Member of the Amyotha Hluttaw
- In office 3 February 2016 – 1 February 2021
- Constituency: Sagaing Region № 10

Member-elect of Pyithu Hluttaw (1990)
- Preceded by: Constituency established
- Succeeded by: Constituency abolished
- Constituency: Mawlaik Township
- Majority: 11,249 (64%)

Personal details
- Born: 21 February 1955 (age 71) Kindat, Myanmar
- Party: National League for Democracy
- Spouse: Tin Mie Mie Khaing
- Children: Dimo Win
- Parent(s): Nyo Oo (father) Than Kyi (mother)
- Education: ten grade

= Tin Maung Win =

Burmese politician

Tin Maung Win (တင်မောင်ဝင်း; born 21 February 1955) is a Burmese politician who served as an Amyotha Hluttaw MP for Sagaing Region No. 10 constituency. He is a member of the National League for Democracy.

==Early life and career==
Tin Maung Win was born on 12 February 1955 in Kindat Township, Myanmar. He studied at Kindat Middle School and Mawlaik High School. He worked as a Clerk at the Mawlaik Township Trade Co-operative from 1975 to 1980 and ran a private electronic repair shop from 1983 to 2013.

He had served as a Committee member of 8888 uprising at Mawlaik Township in 1988. In 1989, he served as a chairman of township NLD party organizer.
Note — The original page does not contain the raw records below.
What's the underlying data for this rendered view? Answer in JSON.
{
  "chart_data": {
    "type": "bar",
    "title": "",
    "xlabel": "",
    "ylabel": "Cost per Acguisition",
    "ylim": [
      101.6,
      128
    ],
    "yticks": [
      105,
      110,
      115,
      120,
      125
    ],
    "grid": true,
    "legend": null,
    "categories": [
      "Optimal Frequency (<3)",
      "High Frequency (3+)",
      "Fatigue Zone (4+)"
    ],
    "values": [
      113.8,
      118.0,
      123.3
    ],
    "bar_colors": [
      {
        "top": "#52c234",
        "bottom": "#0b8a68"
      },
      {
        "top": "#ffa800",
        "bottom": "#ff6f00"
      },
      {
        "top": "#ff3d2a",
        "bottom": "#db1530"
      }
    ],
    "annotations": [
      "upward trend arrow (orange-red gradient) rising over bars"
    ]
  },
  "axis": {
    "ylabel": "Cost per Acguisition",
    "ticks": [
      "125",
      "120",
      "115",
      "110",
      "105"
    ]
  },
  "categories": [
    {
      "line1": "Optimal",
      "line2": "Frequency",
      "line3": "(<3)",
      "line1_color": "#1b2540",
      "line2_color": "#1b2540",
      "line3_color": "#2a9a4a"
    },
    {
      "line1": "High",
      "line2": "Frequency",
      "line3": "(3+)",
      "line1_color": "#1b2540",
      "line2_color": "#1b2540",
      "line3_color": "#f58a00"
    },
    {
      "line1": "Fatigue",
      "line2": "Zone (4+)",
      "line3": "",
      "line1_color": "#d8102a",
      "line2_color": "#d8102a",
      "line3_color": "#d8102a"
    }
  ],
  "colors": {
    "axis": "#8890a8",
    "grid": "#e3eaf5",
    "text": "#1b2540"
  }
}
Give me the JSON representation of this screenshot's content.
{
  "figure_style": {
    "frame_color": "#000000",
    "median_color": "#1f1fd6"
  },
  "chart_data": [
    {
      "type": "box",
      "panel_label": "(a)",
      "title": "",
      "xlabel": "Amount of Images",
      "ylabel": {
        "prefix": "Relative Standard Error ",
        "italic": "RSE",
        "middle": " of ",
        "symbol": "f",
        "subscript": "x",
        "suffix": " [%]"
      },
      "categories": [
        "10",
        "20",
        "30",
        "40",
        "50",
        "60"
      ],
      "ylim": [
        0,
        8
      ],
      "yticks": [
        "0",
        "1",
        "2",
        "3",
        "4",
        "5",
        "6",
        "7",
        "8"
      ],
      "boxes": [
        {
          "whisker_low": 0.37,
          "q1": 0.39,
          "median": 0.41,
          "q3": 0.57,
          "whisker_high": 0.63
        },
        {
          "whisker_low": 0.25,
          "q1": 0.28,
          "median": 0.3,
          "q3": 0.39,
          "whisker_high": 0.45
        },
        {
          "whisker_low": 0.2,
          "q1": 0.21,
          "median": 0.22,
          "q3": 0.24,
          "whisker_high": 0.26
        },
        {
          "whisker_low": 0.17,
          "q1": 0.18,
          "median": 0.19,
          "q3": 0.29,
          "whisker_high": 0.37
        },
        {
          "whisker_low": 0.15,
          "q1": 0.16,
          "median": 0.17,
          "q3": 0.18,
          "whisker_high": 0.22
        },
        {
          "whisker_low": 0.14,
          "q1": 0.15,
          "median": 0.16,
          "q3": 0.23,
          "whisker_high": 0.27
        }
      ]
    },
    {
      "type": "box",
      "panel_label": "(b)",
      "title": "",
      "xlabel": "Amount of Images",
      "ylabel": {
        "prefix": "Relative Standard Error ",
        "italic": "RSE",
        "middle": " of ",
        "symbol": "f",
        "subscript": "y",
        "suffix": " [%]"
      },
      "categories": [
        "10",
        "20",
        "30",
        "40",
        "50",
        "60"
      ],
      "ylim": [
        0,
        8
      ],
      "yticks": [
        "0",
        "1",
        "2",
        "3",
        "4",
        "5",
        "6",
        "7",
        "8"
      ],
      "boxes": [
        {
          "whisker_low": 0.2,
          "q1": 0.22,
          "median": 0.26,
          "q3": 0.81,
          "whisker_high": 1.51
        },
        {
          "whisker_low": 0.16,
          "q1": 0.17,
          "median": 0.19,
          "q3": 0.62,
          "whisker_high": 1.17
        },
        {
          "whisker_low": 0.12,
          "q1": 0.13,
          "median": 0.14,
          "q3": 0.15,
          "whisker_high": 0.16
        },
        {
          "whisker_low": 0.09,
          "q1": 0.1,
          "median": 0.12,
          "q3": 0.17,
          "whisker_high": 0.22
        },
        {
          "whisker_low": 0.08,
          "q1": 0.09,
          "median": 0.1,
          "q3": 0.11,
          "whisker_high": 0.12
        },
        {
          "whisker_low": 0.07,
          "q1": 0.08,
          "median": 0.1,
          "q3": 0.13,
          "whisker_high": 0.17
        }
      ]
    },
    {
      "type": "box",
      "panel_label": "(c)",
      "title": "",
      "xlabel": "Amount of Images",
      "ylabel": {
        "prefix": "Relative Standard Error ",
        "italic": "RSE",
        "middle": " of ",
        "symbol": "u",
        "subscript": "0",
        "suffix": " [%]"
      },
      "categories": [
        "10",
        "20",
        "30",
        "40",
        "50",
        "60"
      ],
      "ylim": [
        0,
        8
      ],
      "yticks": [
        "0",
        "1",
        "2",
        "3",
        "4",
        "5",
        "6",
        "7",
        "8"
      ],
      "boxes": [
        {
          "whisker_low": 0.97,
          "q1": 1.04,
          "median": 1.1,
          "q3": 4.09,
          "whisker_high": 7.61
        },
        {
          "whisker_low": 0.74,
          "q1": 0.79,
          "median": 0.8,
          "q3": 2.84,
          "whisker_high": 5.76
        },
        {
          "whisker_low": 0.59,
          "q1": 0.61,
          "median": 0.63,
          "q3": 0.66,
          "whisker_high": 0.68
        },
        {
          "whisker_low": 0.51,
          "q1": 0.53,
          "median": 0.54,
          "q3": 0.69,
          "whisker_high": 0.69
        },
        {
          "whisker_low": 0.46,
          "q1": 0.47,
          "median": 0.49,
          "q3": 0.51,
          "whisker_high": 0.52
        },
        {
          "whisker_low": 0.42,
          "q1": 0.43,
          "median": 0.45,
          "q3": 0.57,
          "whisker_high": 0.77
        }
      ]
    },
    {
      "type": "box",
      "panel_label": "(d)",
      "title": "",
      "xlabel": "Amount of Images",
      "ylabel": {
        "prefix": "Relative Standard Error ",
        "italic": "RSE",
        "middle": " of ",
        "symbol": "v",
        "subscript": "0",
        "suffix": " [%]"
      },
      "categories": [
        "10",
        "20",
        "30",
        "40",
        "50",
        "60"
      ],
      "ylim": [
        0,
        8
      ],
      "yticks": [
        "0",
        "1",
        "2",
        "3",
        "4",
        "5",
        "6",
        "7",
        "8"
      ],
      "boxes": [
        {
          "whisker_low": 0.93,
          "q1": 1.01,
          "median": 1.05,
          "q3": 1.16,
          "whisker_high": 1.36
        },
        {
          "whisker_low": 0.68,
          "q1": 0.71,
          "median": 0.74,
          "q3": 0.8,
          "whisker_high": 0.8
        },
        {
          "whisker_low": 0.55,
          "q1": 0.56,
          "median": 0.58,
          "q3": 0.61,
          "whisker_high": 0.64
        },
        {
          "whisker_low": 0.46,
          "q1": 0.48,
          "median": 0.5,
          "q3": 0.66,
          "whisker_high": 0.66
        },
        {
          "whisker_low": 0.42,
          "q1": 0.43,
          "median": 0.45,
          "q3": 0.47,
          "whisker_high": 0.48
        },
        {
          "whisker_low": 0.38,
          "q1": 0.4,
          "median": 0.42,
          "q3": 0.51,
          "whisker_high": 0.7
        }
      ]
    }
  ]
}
He contested the Mawlaik Township constituency and won a Pyithu Hluttaw seat in the 1990 Burmese general election, winning a majority of 11,249 (64% of the votes), but was never allowed to assume his seat. And then, he had served as the chairman of District Assembly Election Commission in 2012. He also served as the Chairman of District Executive and as a representative of Central Conference in 2013.

==Political career==
He is a member of the National League for Democracy. In the 2015 Myanmar general election, he was elected as an Amyotha Hluttaw member of parliament and elected representative from Sagaing Region No. 10 parliamentary constituency.